Wednesday, February 2, 2011
The Galapagos Islands
Eli Schuster's View:
Synopsis: (Extract from Voyage of the Beagle) Charles Darwin hangs out with lizards and giant tortoises on the Galapagos Islands, and later visits Tahiti as part of a five-year scientific journey in the 1830s.
What I learned: The snakes on the Galapagos Islands are harmless, and there aren't any frogs or toads. Young tortoises make excellent soup.
Memorable Line: "The inhabitants, when walking in the lower district, and overcome with thirst, often take advantage of this circumstance, by killing a tortoise, and if the bladder is full, drinking its contents.
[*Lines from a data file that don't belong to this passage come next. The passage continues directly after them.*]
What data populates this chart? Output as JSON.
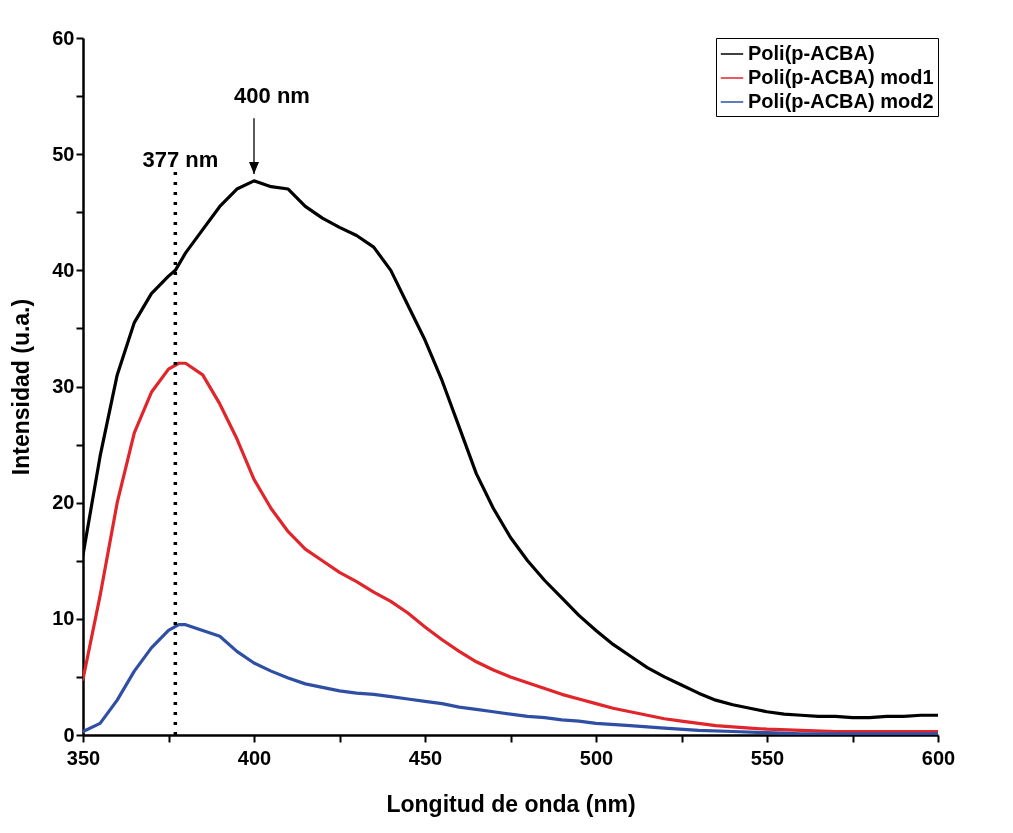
{
  "chart_data": {
    "type": "line",
    "xlabel": "Longitud de onda (nm)",
    "ylabel": "Intensidad (u.a.)",
    "xlim": [
      350,
      600
    ],
    "ylim": [
      0,
      60
    ],
    "xticks": [
      350,
      {
        "value": 375,
        "label": null
      },
      400,
      {
        "value": 425,
        "label": null
      },
      450,
      {
        "value": 475,
        "label": null
      },
      500,
      {
        "value": 525,
        "label": null
      },
      550,
      {
        "value": 575,
        "label": null
      },
      600
    ],
    "yticks": [
      0,
      {
        "value": 5,
        "label": null
      },
      10,
      {
        "value": 15,
        "label": null
      },
      20,
      {
        "value": 25,
        "label": null
      },
      30,
      {
        "value": 35,
        "label": null
      },
      40,
      {
        "value": 45,
        "label": null
      },
      50,
      {
        "value": 55,
        "label": null
      },
      60
    ],
    "legend": "top right",
    "line_style": "solid",
    "series": [
      {
        "name": "Poli(p-ACBA)",
        "color": "#000000",
        "x": [
          350,
          355,
          360,
          365,
          370,
          375,
          377,
          380,
          385,
          390,
          395,
          400,
          405,
          410,
          415,
          420,
          425,
          430,
          435,
          440,
          445,
          450,
          455,
          460,
          465,
          470,
          475,
          480,
          485,
          490,
          495,
          500,
          505,
          510,
          515,
          520,
          525,
          530,
          535,
          540,
          545,
          550,
          555,
          560,
          565,
          570,
          575,
          580,
          585,
          590,
          595,
          600
        ],
        "values": [
          15.5,
          24,
          31,
          35.5,
          38,
          39.5,
          40,
          41.5,
          43.5,
          45.5,
          47,
          47.7,
          47.2,
          47,
          45.5,
          44.5,
          43.7,
          43,
          42,
          40,
          37,
          34,
          30.5,
          26.5,
          22.5,
          19.5,
          17,
          15,
          13.3,
          11.8,
          10.3,
          9,
          7.8,
          6.8,
          5.8,
          5,
          4.3,
          3.6,
          3,
          2.6,
          2.3,
          2,
          1.8,
          1.7,
          1.6,
          1.6,
          1.5,
          1.5,
          1.6,
          1.6,
          1.7,
          1.7
        ]
      },
      {
        "name": "Poli(p-ACBA) mod1",
        "color": "#e0252b",
        "x": [
          350,
          355,
          360,
          365,
          370,
          375,
          378,
          380,
          385,
          390,
          395,
          400,
          405,
          410,
          415,
          420,
          425,
          430,
          435,
          440,
          445,
          450,
          455,
          460,
          465,
          470,
          475,
          480,
          485,
          490,
          495,
          500,
          505,
          510,
          515,
          520,
          525,
          530,
          535,
          540,
          545,
          550,
          560,
          570,
          580,
          590,
          600
        ],
        "values": [
          4.8,
          12,
          20,
          26,
          29.5,
          31.5,
          32,
          32,
          31,
          28.5,
          25.5,
          22,
          19.5,
          17.5,
          16,
          15,
          14,
          13.2,
          12.3,
          11.5,
          10.5,
          9.3,
          8.2,
          7.2,
          6.3,
          5.6,
          5,
          4.5,
          4,
          3.5,
          3.1,
          2.7,
          2.3,
          2,
          1.7,
          1.4,
          1.2,
          1,
          0.8,
          0.7,
          0.6,
          0.5,
          0.4,
          0.3,
          0.3,
          0.3,
          0.3
        ]
      },
      {
        "name": "Poli(p-ACBA) mod2",
        "color": "#2e4fa3",
        "x": [
          350,
          355,
          360,
          365,
          370,
          375,
          378,
          380,
          385,
          390,
          395,
          400,
          405,
          410,
          415,
          420,
          425,
          430,
          435,
          440,
          445,
          450,
          455,
          460,
          465,
          470,
          475,
          480,
          485,
          490,
          495,
          500,
          510,
          520,
          530,
          540,
          550,
          560,
          580,
          600
        ],
        "values": [
          0.3,
          1,
          3,
          5.5,
          7.5,
          9,
          9.5,
          9.5,
          9,
          8.5,
          7.2,
          6.2,
          5.5,
          4.9,
          4.4,
          4.1,
          3.8,
          3.6,
          3.5,
          3.3,
          3.1,
          2.9,
          2.7,
          2.4,
          2.2,
          2,
          1.8,
          1.6,
          1.5,
          1.3,
          1.2,
          1,
          0.8,
          0.6,
          0.4,
          0.3,
          0.2,
          0.1,
          0.1,
          0.1
        ]
      }
    ],
    "ref_lines": [
      {
        "axis": "x",
        "value": 377,
        "label": "377 nm",
        "line_style": "dotted",
        "color": "#000000"
      }
    ],
    "annotations": [
      {
        "text": "400 nm",
        "x": 400,
        "y": 47.7
      }
    ]
  }
}
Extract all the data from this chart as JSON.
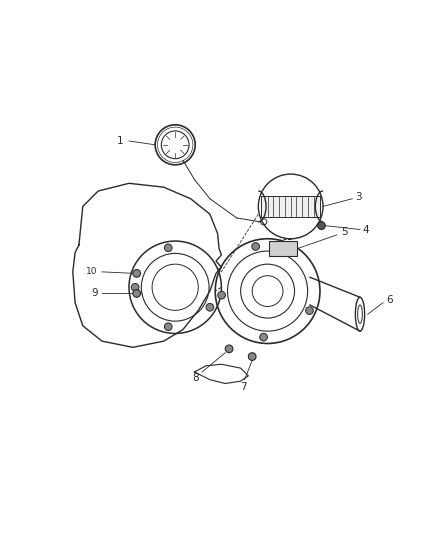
{
  "background_color": "#ffffff",
  "line_color": "#2a2a2a",
  "label_color": "#2a2a2a",
  "fig_width": 4.38,
  "fig_height": 5.33,
  "dpi": 100
}
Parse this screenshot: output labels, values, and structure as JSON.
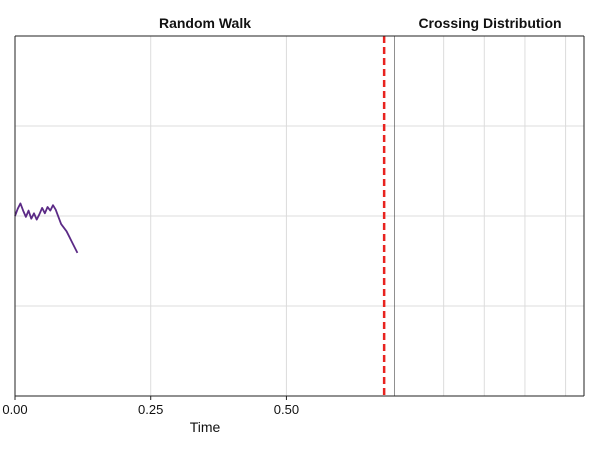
{
  "chart_data": [
    {
      "type": "line",
      "title": "Random Walk",
      "xlabel": "Time",
      "ylabel": "",
      "xlim": [
        0,
        0.7
      ],
      "ylim": [
        -2,
        2
      ],
      "x_ticks": [
        0,
        0.25,
        0.5
      ],
      "x_tick_labels": [
        "0.00",
        "0.25",
        "0.50"
      ],
      "y_gridlines": [
        -1,
        0,
        1
      ],
      "grid": true,
      "colors": {
        "walk": "#5b2a86",
        "boundary": "#e8231f"
      },
      "threshold_time": 0.68,
      "series": [
        {
          "values": [
            [
              0.0,
              0.0
            ],
            [
              0.005,
              0.08
            ],
            [
              0.01,
              0.14
            ],
            [
              0.015,
              0.06
            ],
            [
              0.02,
              -0.01
            ],
            [
              0.025,
              0.06
            ],
            [
              0.03,
              -0.03
            ],
            [
              0.035,
              0.03
            ],
            [
              0.04,
              -0.04
            ],
            [
              0.045,
              0.02
            ],
            [
              0.05,
              0.09
            ],
            [
              0.055,
              0.03
            ],
            [
              0.06,
              0.1
            ],
            [
              0.065,
              0.06
            ],
            [
              0.07,
              0.12
            ],
            [
              0.075,
              0.07
            ],
            [
              0.08,
              -0.01
            ],
            [
              0.085,
              -0.09
            ],
            [
              0.09,
              -0.13
            ],
            [
              0.095,
              -0.17
            ],
            [
              0.1,
              -0.23
            ],
            [
              0.105,
              -0.29
            ],
            [
              0.11,
              -0.35
            ],
            [
              0.115,
              -0.41
            ]
          ]
        }
      ]
    },
    {
      "type": "line",
      "title": "Crossing Distribution",
      "grid": true,
      "x_gridlines": 4,
      "y_gridlines": [
        -1,
        0,
        1
      ]
    }
  ]
}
In one I saw killed, the fluid was quite limpid, and had only a very slightly bitter taste. The inhabitants, however, always drink first the water in the pericardium, which is described as being best." (Darwin on the subject of big tortoise bladders)
You Might Like This Book If: you remind people of this guy.
Line I Wasn't Expecting: "They forget, or will not remember, that human sacrifices, and the power of an idolatrous priesthood - a system of profligacy unparalleled in the world, and infanticide a consequence of that system - bloody wars, where the conquerors spared neither women nor children - that all these have been abolished; and that dishonesty, intemperance, and licentiousness have been greatly reduced by the introduction of Christianity." (Darwin, the father of Evolution, defending the introduction of Christianity into Tahiti).
Oopsy Daisy: "it never occurred to me, that the production of islands only a few miles apart, and placed under the same physical conditions, would be dissimilar. I therefore did not attempt to make a series of specimens from the separate islands."